黒髪で、どこにも買い手がつかないであろうわたしにも教えていたということは、おそらくわたしは髪を丸刈りにされるか、適当に染めるかされて売りに出されることになっていたんだと思う。髪色を偽るのは、この国じゃ問答無用で死刑になるほどの禁忌だけど。
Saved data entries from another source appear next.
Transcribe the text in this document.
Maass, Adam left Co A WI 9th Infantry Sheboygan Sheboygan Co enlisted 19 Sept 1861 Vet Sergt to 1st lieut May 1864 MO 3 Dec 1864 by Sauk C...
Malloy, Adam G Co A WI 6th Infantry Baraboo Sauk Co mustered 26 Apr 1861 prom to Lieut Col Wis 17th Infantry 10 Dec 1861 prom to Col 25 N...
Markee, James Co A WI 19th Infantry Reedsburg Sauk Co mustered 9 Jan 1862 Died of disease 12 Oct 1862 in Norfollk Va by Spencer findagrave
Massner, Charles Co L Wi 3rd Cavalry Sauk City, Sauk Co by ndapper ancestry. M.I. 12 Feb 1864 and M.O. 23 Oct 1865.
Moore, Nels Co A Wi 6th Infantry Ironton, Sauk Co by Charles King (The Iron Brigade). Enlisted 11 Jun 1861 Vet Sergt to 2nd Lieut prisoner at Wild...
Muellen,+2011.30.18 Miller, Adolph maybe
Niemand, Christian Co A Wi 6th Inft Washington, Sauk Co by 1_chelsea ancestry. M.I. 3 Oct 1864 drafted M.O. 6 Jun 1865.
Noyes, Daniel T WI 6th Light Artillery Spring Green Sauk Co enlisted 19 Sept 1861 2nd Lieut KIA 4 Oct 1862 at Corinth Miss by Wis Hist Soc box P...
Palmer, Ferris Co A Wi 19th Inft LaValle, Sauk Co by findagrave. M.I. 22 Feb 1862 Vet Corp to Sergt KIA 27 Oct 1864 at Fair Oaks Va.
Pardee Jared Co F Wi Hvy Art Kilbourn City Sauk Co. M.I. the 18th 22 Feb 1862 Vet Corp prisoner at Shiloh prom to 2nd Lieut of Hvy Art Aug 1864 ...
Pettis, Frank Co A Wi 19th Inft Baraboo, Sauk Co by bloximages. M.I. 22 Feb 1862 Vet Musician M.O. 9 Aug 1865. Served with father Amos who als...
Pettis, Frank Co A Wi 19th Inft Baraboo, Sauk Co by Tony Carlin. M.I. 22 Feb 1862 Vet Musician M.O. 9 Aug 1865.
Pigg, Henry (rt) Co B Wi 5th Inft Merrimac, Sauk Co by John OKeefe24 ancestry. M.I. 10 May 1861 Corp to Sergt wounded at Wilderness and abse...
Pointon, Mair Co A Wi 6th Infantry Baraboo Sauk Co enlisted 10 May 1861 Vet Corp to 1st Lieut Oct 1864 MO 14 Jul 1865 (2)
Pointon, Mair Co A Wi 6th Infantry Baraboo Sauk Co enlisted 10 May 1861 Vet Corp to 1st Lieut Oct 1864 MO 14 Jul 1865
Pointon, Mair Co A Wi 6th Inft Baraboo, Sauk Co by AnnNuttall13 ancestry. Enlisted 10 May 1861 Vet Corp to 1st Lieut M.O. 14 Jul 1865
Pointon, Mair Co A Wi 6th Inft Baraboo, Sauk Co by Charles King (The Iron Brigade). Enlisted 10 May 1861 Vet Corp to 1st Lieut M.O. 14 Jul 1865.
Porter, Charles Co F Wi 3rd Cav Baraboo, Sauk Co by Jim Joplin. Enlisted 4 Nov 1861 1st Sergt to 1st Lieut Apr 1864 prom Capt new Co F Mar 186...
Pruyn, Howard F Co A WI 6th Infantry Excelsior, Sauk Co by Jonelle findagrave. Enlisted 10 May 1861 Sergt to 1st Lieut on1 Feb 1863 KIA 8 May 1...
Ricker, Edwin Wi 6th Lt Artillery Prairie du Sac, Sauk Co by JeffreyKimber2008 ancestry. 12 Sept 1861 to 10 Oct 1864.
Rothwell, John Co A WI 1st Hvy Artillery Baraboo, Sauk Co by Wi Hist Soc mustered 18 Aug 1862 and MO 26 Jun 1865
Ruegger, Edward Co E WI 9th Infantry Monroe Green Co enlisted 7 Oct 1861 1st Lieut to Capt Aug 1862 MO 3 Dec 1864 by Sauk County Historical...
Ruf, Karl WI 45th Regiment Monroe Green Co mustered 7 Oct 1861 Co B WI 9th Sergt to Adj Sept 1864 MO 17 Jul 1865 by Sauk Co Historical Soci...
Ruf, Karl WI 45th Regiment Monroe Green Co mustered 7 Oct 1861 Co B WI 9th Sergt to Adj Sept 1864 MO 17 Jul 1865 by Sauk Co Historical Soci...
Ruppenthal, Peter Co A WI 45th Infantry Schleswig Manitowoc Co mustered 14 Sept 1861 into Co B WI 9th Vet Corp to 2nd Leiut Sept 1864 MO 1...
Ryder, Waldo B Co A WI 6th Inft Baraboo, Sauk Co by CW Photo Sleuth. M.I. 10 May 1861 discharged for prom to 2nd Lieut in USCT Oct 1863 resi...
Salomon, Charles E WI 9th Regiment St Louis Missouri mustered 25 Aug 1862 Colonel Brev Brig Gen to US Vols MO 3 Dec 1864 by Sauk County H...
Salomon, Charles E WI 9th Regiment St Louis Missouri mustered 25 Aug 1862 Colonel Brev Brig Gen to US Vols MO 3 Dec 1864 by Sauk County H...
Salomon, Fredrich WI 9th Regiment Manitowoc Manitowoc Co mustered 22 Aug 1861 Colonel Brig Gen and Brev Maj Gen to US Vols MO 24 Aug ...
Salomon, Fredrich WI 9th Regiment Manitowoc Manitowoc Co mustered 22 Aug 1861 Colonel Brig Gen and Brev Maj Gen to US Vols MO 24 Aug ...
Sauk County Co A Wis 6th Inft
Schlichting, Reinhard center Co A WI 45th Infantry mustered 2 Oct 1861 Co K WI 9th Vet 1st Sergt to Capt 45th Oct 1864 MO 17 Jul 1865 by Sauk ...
とにかく黒髪である以上、わたしはどこに行ったって冷遇される。
かといって、ばれたら即死の染髪に踏み切る勇気はない。
「まずは、人が住んでいるところを見つける。そして、黒い髪がどれだけ冷遇されているのかを判断する。そして………」
見つけなければいけない。
わたしの生き方を。
生まれながらに背負った、黒髪というハンデ。だけどそんなもの、前世で受けてきた恐怖や痛みに比べれば、きっとなんでもないものだ。
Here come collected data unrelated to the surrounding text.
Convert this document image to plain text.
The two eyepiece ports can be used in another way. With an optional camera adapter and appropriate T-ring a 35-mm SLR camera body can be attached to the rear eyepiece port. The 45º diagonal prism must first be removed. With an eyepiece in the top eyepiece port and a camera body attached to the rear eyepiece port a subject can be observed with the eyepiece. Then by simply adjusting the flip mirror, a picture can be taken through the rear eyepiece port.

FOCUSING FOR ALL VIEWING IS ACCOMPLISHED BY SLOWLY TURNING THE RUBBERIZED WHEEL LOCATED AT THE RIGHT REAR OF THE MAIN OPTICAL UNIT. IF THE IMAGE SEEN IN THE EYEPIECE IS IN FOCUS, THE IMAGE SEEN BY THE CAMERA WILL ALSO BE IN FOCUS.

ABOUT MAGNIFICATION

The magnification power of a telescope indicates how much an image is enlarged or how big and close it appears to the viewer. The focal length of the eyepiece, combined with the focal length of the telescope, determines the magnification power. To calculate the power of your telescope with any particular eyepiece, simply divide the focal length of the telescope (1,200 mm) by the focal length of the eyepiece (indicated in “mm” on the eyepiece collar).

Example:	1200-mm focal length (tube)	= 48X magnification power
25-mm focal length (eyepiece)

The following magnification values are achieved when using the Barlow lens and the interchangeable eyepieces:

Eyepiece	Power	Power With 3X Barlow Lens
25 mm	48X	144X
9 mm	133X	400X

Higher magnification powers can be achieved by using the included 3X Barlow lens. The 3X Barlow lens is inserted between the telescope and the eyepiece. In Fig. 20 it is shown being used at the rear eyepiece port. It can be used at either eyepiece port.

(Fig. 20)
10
だからわたしは自分の、自分のための幸せな未来を見つける。
きっと、この決意を固める気持ちこそが、わたしがかつての記憶を取り戻した理由だ。
ということは、まずやるべきことは決まっている。
何はともあれ、お金や食べ物がなければ何もできない。
「………ごめんなさい」
わたしは謝りながら、周囲に散らばっている荷物や遺体を漁った。
結果、少量の食べ物と水、そして奴隷商が持っていたお金が手に入った。
お金の価値とかは教えられていないけど、銀色のものと銅色のものが混ざっている。
それをもらって、ついでに服も布切れを張り合わせたようなものから、積んであった多少マシなものに着替えた。
前世での悲惨な過去のことは、もう極力忘れよう。
こんな大事故でわたしが助かったのは、『もう好きに生きろ』っていう啓示なのだと思おう。
前世ではどうしようもない親に売られかけて自殺して。
今世ではまるで前世の続きとでもいうように親に売られ、奴隷として生涯を送ることになりつつあった。
自分でも思う。「もういいんじゃないか」と。
希望のない日常はたくさんだ。
掴む。人としての暮らしというものを。
そしてわたしは、馬車が通ってた道筋を頼りに歩み始めた。